Дедушка лежал укутанный двумя одеялами, в очках, с закрытыми глазами. Услышав голос Леты, он приоткрыл рот и заморгал.

– Как дела? – наклонившись к самому лицу, спросила Лета. – Гимнастику будем делать?

Дедушка беззвучно кивнул. Очки, с толстыми стёклами, мутными, как немытые донышки гранёных стаканов, съехали набок. Увеличенные плюсовыми диоптриями, прозрачные глаза смотрели на Лету сквозь отпечатки пальцев.

– Давайте вымою, – ласково сказала Лета. – Смотрите, какие грязные! Вы же через них ничего не видите.

– Потом, – пробормотал дедушка.

– Когда потом? – наседала Лета. – Когда зрение окончательно испортите?

– Завтра. Дочка завтра придет и вымоет.

– Точно придет?

– Звонила, сказала – завтра.

– А если её завтра опять с работы не отпустят, как в тот раз?

– Отпустят.

– А на прошлой неделе не отпустили?

– Нет.

– Вот видите! Где дочка работает?

– На заводе.

– На каком заводе?

– «Красный салют».

Лета и до этого ни разу в жизни не видела человека, работавшего на заводе, поэтому трудившаяся там несуществующая дочка её не удивила.

– Всё, больше я с вами спорить не стану, отдавайте очки, их нужно вымыть.

Лета стянула бельевую резинку с уха и в тот же миг пожалела – очки оказались слабыми, самодельные крепления едва держались, заушина повисла, сиделка согнулась углом, вся конструкция завиляла в руках. Вымыть их, не повредив, было всё равно, что отмыть снег. Только бы не сломать, молила Лета, намыливая стекла и смывая пену струйкой теплой воды. Теперь ещё вытереть! Лета положила на оправу обрывок туалетной бумаги, выждав, сняла мокрые клочья, и, наконец, с облегчением надела очки на хозяина.
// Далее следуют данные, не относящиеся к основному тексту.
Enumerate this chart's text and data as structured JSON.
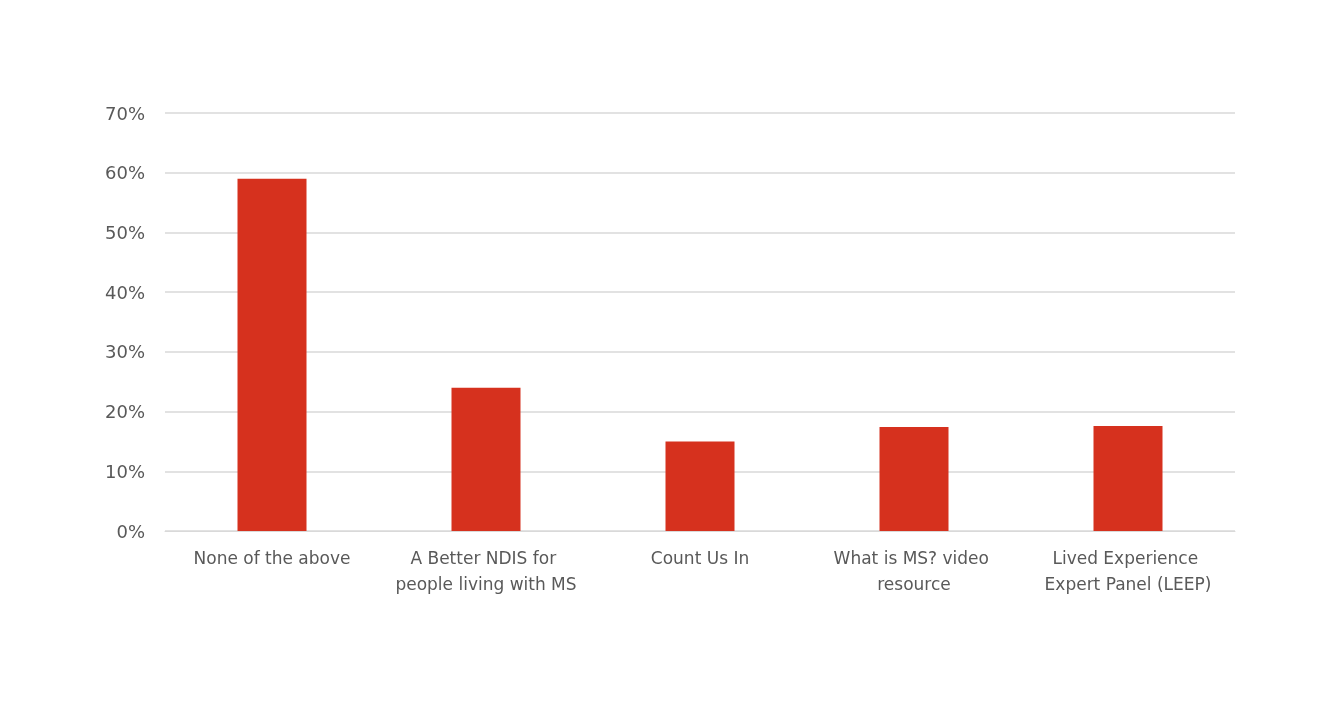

Она смотрели друг на друга. Огромные, увеличенные толстыми линзами глаза, казалось, выходили за края, как у нарисованного маленького человека, упорно бредущего сквозь одиночество и мглу.

Сестра принесла лекарство, наклонилась поправить подушку, опешив, долго глядела в лицо, потом засмеялась:

– Очки вымыли? Кто это вас уговорил, неужели Лета? Лета, спасибо, вы первая, кому это удалось.
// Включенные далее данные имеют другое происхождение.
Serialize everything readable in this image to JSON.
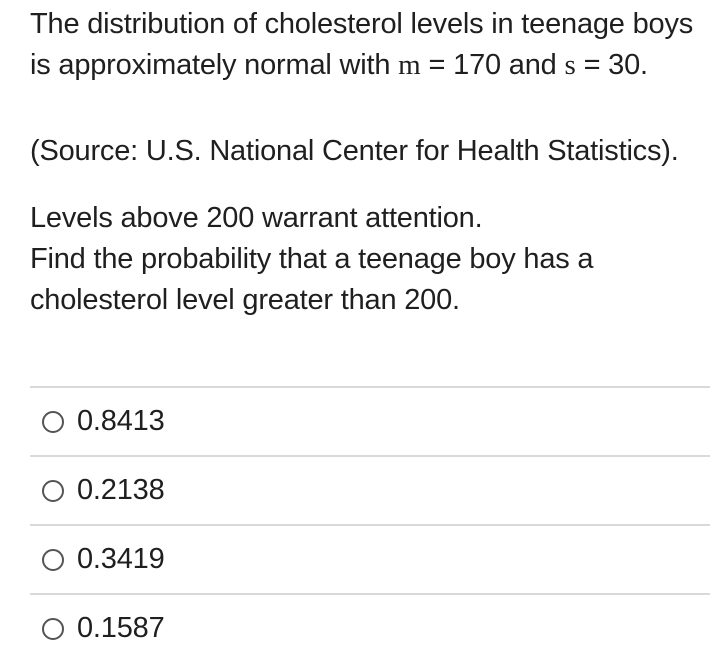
{
  "question": {
    "paragraph1": {
      "line1": "The distribution of cholesterol levels in teenage boys",
      "line2_seg1": "is approximately normal with ",
      "line2_mu": "m",
      "line2_seg2": " = 170 and ",
      "line2_sigma": "s",
      "line2_seg3": " = 30.",
      "source_line": "(Source: U.S. National Center for Health Statistics)."
    },
    "paragraph2": {
      "line1": "Levels above 200 warrant attention.",
      "line2": "Find the probability that a teenage boy has a",
      "line3": "cholesterol level greater than 200."
    }
  },
  "options": [
    {
      "label": "0.8413",
      "selected": false
    },
    {
      "label": "0.2138",
      "selected": false
    },
    {
      "label": "0.3419",
      "selected": false
    },
    {
      "label": "0.1587",
      "selected": false
    }
  ],
  "colors": {
    "background": "#ffffff",
    "text": "#1f1f1f",
    "divider": "#d9d9d9",
    "radio_border": "#545454"
  }
}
– Дочка мыла в тот раз, – поправил дедушка.

– Слава богу! – сказала сестра и ушла, посмеиваясь.

– Давайте я вам новые очки куплю, – вдруг предложила Лета, окрыленная успехом в деле доброты. – Узнать бы, какие у вас стекла?

– Этот глаз плюс четыре, этот – плюс семь, расстояние шестьдесят два, – неожиданно сообщил дедушка и опять замолк, но теперь счастливо, вдруг разом уверовав и в выздоровление, и в возвращение на праздники домой, и в жизнь, и в дочку, и в Лету.
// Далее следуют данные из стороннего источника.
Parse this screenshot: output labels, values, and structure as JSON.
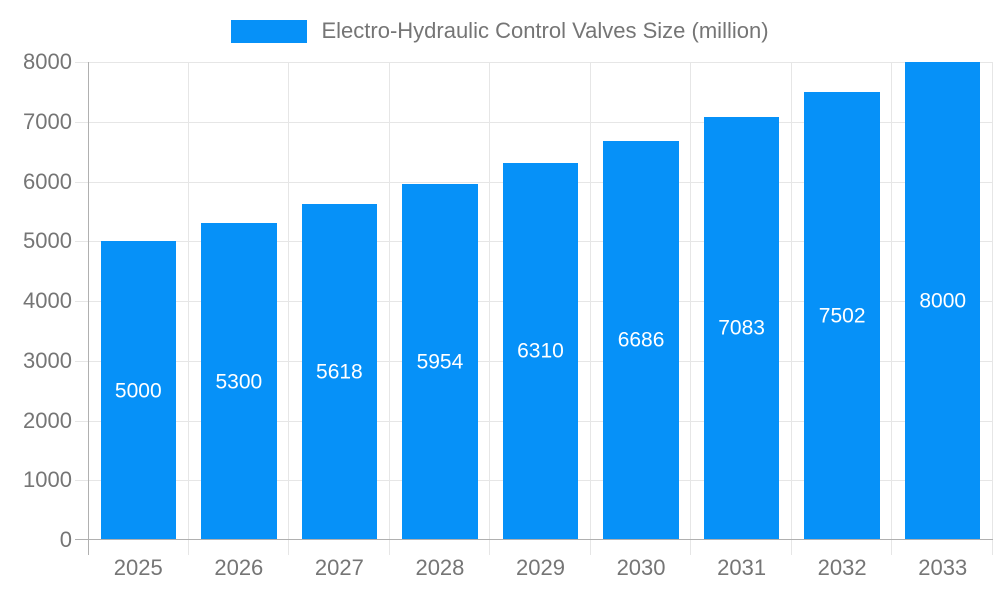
{
  "legend": {
    "label": "Electro-Hydraulic Control Valves Size (million)"
  },
  "chart_data": {
    "type": "bar",
    "title": "Electro-Hydraulic Control Valves Size (million)",
    "series_name": "Electro-Hydraulic Control Valves Size (million)",
    "categories": [
      "2025",
      "2026",
      "2027",
      "2028",
      "2029",
      "2030",
      "2031",
      "2032",
      "2033"
    ],
    "values": [
      5000,
      5300,
      5618,
      5954,
      6310,
      6686,
      7083,
      7502,
      8000
    ],
    "value_labels": [
      "5000",
      "5300",
      "5618",
      "5954",
      "6310",
      "6686",
      "7083",
      "7502",
      "8000"
    ],
    "xlabel": "",
    "ylabel": "",
    "ylim": [
      0,
      8000
    ],
    "ytick_step": 1000,
    "yticks": [
      0,
      1000,
      2000,
      3000,
      4000,
      5000,
      6000,
      7000,
      8000
    ],
    "ytick_labels": [
      "0",
      "1000",
      "2000",
      "3000",
      "4000",
      "5000",
      "6000",
      "7000",
      "8000"
    ],
    "grid": true,
    "legend_position": "top-center",
    "colors": {
      "bar": "#0691f8",
      "value_label": "#ffffff",
      "grid": "#e6e6e6",
      "axis_line": "#b0b0b0",
      "axis_text": "#757575"
    }
  }
}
– Четыре, семь, шестьдесят два – запомнила. Тогда я прямо сегодня, по пути домой, и куплю! – сказала Лета. – Встречаемся через неделю. Чур, режим не нарушать, в выходные в самоволку не бегать!

Как только Лета вышла из палаты, дедушка начал её ждать.

А Лета до блеска вымыла посуду в буфетной, закрыла форточку ветреного поведения, сдернула бахилы и пошла домой.

Выйдя на проспект, она сразу принялась думать о работе в «Хлебе и шоколаде» и позабыла про очки. И только увидев на одном из зданий вывеску «Оптика», остановилась, и дёрнулась, как обожженная.